THE NEW taskforce which will develop a plan to reform the public service will report back to Taoiseach Brian Cowen by the end of the summer, it has emerged.
Mr Cowen announced in the Dáil yesterday that the nine-person group - comprising leading business figures, an academic and top civil servants - will draw on the recommendations from the report into the public service by the Organisation for Economic Co-operation and Development (OECD), published this month.
It is expected to draw up what the Taoiseach described as a "new action plan for the public service of the 21st century". Government sources said that the fact he was asking for the group to report so quickly underlined that reform of the public service was an essential priority for him.
The group will be chaired by Dermot McCarthy, the secretary general of Government. It will include four other heads of Government department: Brigid McManus of Education, Michael Scanlon from Health, Geraldine Tallon from Environment and Ciarán Connolly, of the Public Services Management Division in Finance.
Three of its members are drawn from the private sector. They are: Mark Ryan, the managing director in Ireland of Accenture, John Moloney, group managing director of Glanbia, Breege O'Donoghue, director of Penny's.
The ninth member of the group is Paul Haran, the principal of the College of Business and Law in UCD. He is a former secretary general of the Department of Enterprise.
Outlining the rationale behind the establishment of the group, Mr Cowen told the Dáil that the OECD accept that the public service was on a path of modernisation. "It found that our relatively small public sector has contributed to our competitive advantage.
"However, it also acknowledges that there is, overall, an insufficient focus on performance that delivers outcomes in line with the needs of citizens."
He said the main recommendation was that the public service needed to be seen as a more integrated system.

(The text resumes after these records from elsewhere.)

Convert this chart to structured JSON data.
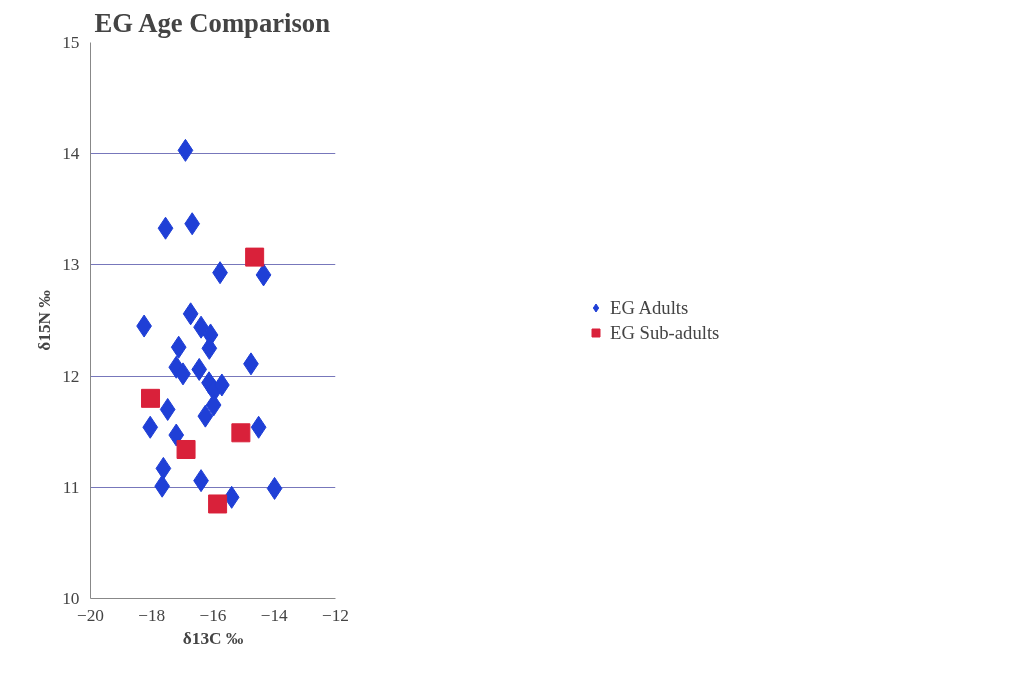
{
  "chart_data": {
    "type": "scatter",
    "title": "EG Age Comparison",
    "xlabel": "δ13C ‰",
    "ylabel": "δ15N ‰",
    "xlim": [
      -20,
      -12
    ],
    "xticks": [
      -20,
      -18,
      -16,
      -14,
      -12
    ],
    "ylim": [
      10,
      15
    ],
    "yticks": [
      10,
      11,
      12,
      13,
      14,
      15
    ],
    "grid": "y",
    "legend": "right",
    "series": [
      {
        "name": "EG Adults",
        "color": "#1f3fd6",
        "marker": "diamond",
        "x": [
          -16.9,
          -17.55,
          -16.68,
          -15.77,
          -14.35,
          -18.25,
          -16.73,
          -16.39,
          -16.08,
          -16.12,
          -17.12,
          -17.2,
          -16.98,
          -16.45,
          -14.76,
          -16.13,
          -15.96,
          -15.71,
          -15.98,
          -17.48,
          -16.25,
          -18.05,
          -17.2,
          -14.51,
          -17.62,
          -17.66,
          -16.39,
          -15.39,
          -13.99
        ],
        "values": [
          14.03,
          13.33,
          13.37,
          12.93,
          12.91,
          12.45,
          12.56,
          12.44,
          12.37,
          12.25,
          12.26,
          12.08,
          12.02,
          12.06,
          12.11,
          11.94,
          11.87,
          11.92,
          11.74,
          11.7,
          11.64,
          11.54,
          11.47,
          11.54,
          11.17,
          11.01,
          11.06,
          10.91,
          10.99
        ]
      },
      {
        "name": "EG Sub-adults",
        "color": "#d9213a",
        "marker": "square",
        "x": [
          -18.04,
          -16.88,
          -15.85,
          -15.09,
          -14.64
        ],
        "values": [
          11.8,
          11.34,
          10.85,
          11.49,
          13.07
        ]
      }
    ]
  }
}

"It is about ensuring that departments, offices, and agencies interact with each other in new ways, ensuring integrated action in policy-making, delivery and implementation," said Mr Cowen.
Responding in the Dáil, Fine Gael leader Enda Kenny said the reform of the public service was like the drainage in the Shannon. "There has been talk about it for a very long time," he said.
Labour's finance spokeswoman Joan Burton said that many people were jumping on the bandwagon and looking for any stick with which to beat the public sector.
"We want a modern responsive and citizen-focused public service. Reform must not be a euphemism for cutbacks or a Trojan horse for a neoliberal agenda where the only way to deal with the public service is to privatise it, outsource it or get rid of it," she said.
The Government said that public service unions would be fully consulted during the process.